The Thai government is working to shift its car industry towards electric vehicle production by offering tax incentives to attract EV manufacturers. Chinese EV companies such as BYD and Great Wall Motor have already established facilities in the Southeast Asian country. Hyundai’s project is part of the EV 3.5 package, a strategic plan designed to boost investments in the entire EV manufacturing ecosystem within Thailand, according to the Board of Investment.

Hyundai’s investment in Thailand marks another step in the Korean automaker’s expansion into Southeast Asia’s EV market.

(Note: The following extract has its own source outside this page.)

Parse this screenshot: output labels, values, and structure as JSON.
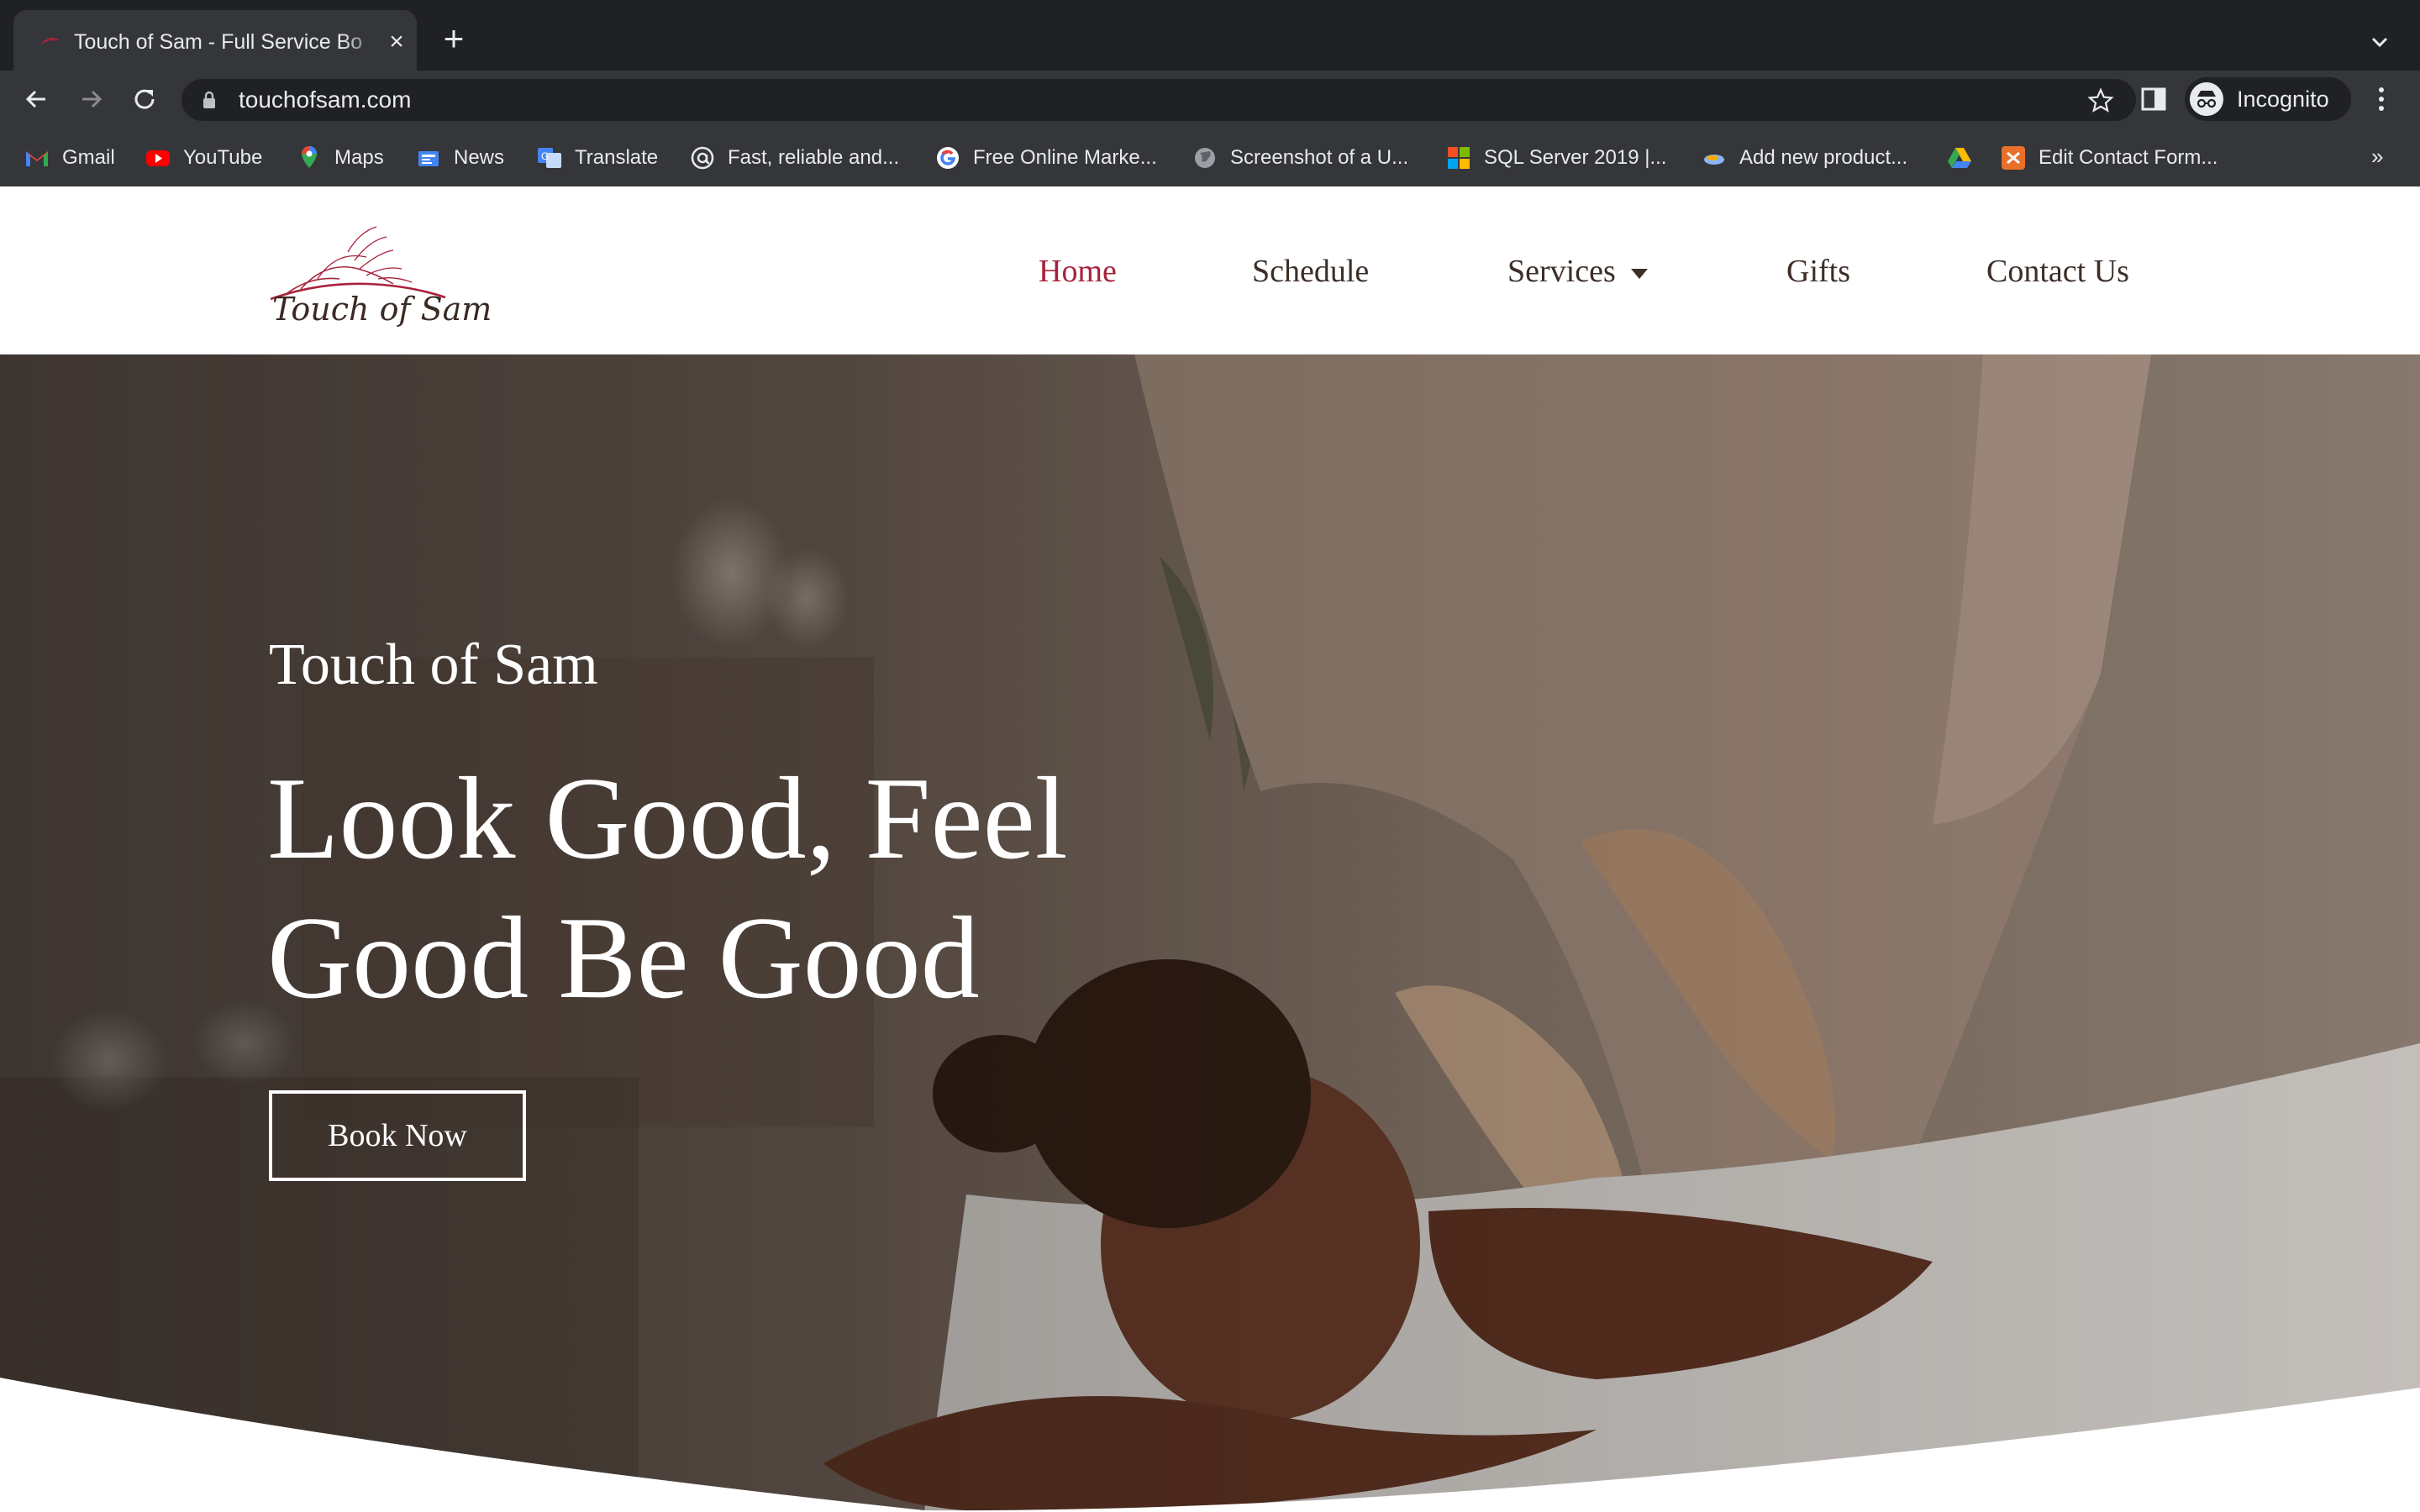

Last November, Hyundai opened an innovation center in Singapore, which also functions as an assembly facility for the Ioniq 5 and 6. Traditionally, Japanese brands have dominated Thailand’s consumer market, with carmakers like Toyota and Nissan operating assembly plants in the country since the 1960s. However, Chinese EV brands have gained traction in recent years, largely due to Thai government subsidies for consumers purchasing electric vehicles.

In the first quarter of the year, EV sales in Southeast Asia saw a significant increase, according to data from Counterpoint Research. Battery electric vehicle sales surged by 104% year-on-year, with Thailand representing 55% of all BEV sales. BYD was a major driver of this growth, capturing 47% of the regional market share. Thailand is BYD’s largest overseas market, and the Chinese EV leader recently inaugurated its first Southeast Asian factory in Thailand last month.